A voler essere obiettivi occorre ammettere che in gran parte le differenze tra Nord e Sud del Paese non sono frutto del fato cinico e baro, ma di scelte precise compiute nel corso degli anni. Senza scomodare come è avvenuto il processo di unificazione dell’Italia, basti ricordare che le ingenti risorse che sono state impiegate per dotare il settentrione di infrastrutture materiali e immateriali non sono state in egual modo destinate al meridione. Non sarà mica un caso che l‘Autostrada del Sole arrivi solo fino a Napoli, così come l’alta velocità ferroviaria si fermi a Salerno. E potremmo a lungo proseguire ricordando come l’insediamento di industrie private ha faticato a realizzarsi, anche per mancanza di strade e ferrovie efficienti. A pagarne le conseguenze sono innanzitutto i cittadini e le cittadine di quei territori e poi tutto il Paese. È stata l’Europa, assegnandoci la quota maggiore di risorse del fondo per Next Generation Eu, a dirci che quei divari vanno colmati.
TAGLI AL PNRR
Il ministro Fitto sembra non saperlo e non interessarsene, visto che nel piano di revisione del Pnrr ha proposto tagli per quasi 16 miliardi ma ben 7,6 riguardano finanziamenti per progetti del Mezzogiorno, dalla riqualificazione delle periferie ai piani urbani integrati, passando per il contratto di sviluppo di Salerno. Ultimo ma non per importanza, l’eliminazione di un miliardo destinato alla riconversione verde dell’ex Ilva di Taranto che proprio in queste ore rischia la chiusura. Non solo i tagli, ma anche la rimodulazione di alcuni finanziamenti colpiscono indirettamente il Sud. Lo spiega Luca Bianchi, direttore generale della Svimez che dice: “La rimodulazione ha sostanzialmente spostato le risorse da singoli progetti al Repower Eu cioè a incentivi alle imprese. Chiaramente, in assenza di un disegno industriale, rischiano di andare di più dove le imprese sono, quindi più al Centro-Nord. Temiamo che questa rimodulazione possa comportare un’ulteriore perdita relativa di risorse per il Sud”. Non solo, è sempre il direttore della Svimez a manifestare la preoccupazione che la riserva del 40% di stanziamenti destinati al Mezzogiorno non venga, così, rispettata.

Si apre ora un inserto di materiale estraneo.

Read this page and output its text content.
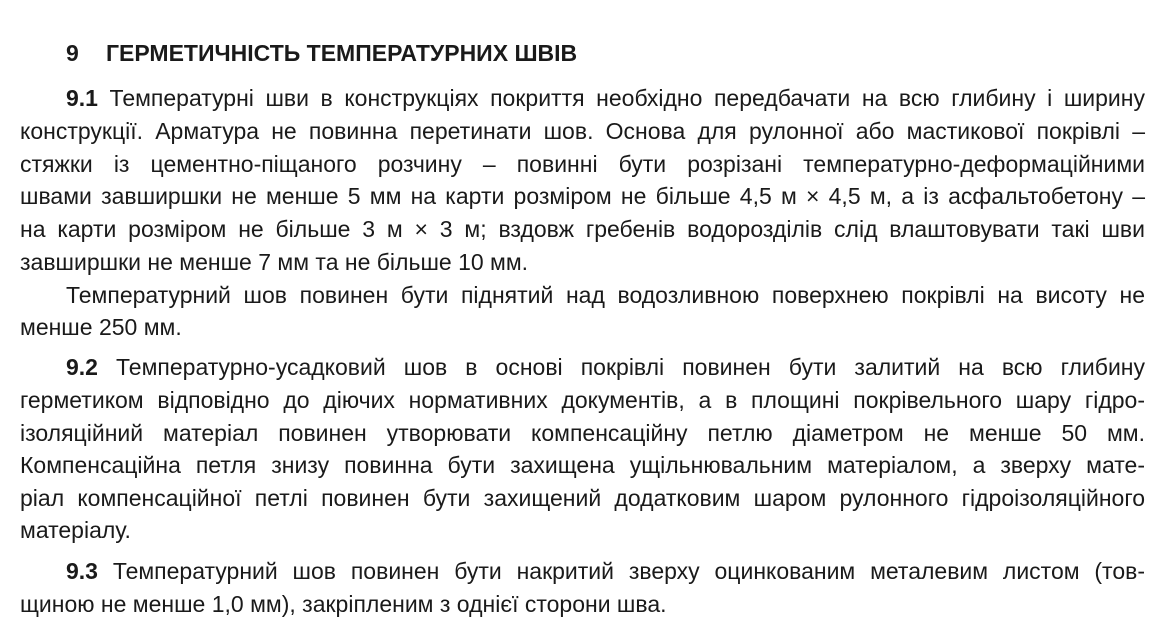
9 ГЕРМЕТИЧНІСТЬ ТЕМПЕРАТУРНИХ ШВІВ
9.1 Температурні шви в конструкціях покриття необхідно передбачати на всю глибину і ширину
конструкції. Арматура не повинна перетинати шов. Основа для рулонної або мастикової покрівлі –
стяжки із цементно-піщаного розчину – повинні бути розрізані температурно-деформаційними
швами завширшки не менше 5 мм на карти розміром не більше 4,5 м × 4,5 м, а із асфальтобетону –
на карти розміром не більше 3 м × 3 м; вздовж гребенів водорозділів слід влаштовувати такі шви
завширшки не менше 7 мм та не більше 10 мм.
Температурний шов повинен бути піднятий над водозливною поверхнею покрівлі на висоту не
менше 250 мм.
9.2 Температурно-усадковий шов в основі покрівлі повинен бути залитий на всю глибину
герметиком відповідно до діючих нормативних документів, а в площині покрівельного шару гідро-
ізоляційний матеріал повинен утворювати компенсаційну петлю діаметром не менше 50 мм.
Компенсаційна петля знизу повинна бути захищена ущільнювальним матеріалом, а зверху мате-
ріал компенсаційної петлі повинен бути захищений додатковим шаром рулонного гідроізоляційного
матеріалу.
9.3 Температурний шов повинен бути накритий зверху оцинкованим металевим листом (тов-
щиною не менше 1,0 мм), закріпленим з однієї сторони шва.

Sempre il ministro Fitto, seguendo una strategia che sembra essergli cara, accentrare tutto il possibile, ha decretato la chiusura di otto Zes retroportuali che dopo anni di ritardi avevano cominciato a funzionare, per istituirne una sola allocata a Palazzo Chigi nel suo dicastero. Grande la perplessità della Cgil, sia a livello nazionale che territoriale. Anche Bianchi evidenzia una preoccupazione: “Se in linea generale l’idea di un’unica struttura potrebbe essere positiva dal punto di vista di un coordinamento reale degli interventi nei diversi territori meridionali, il rischio che tutto si fermi è reale. Occorre fare il piano strategico della Zes unica, che però non è stato ancora avviato. Il crinale tra successo e fallimento della Zes unica dipenderà dalla capacità di attuarla”.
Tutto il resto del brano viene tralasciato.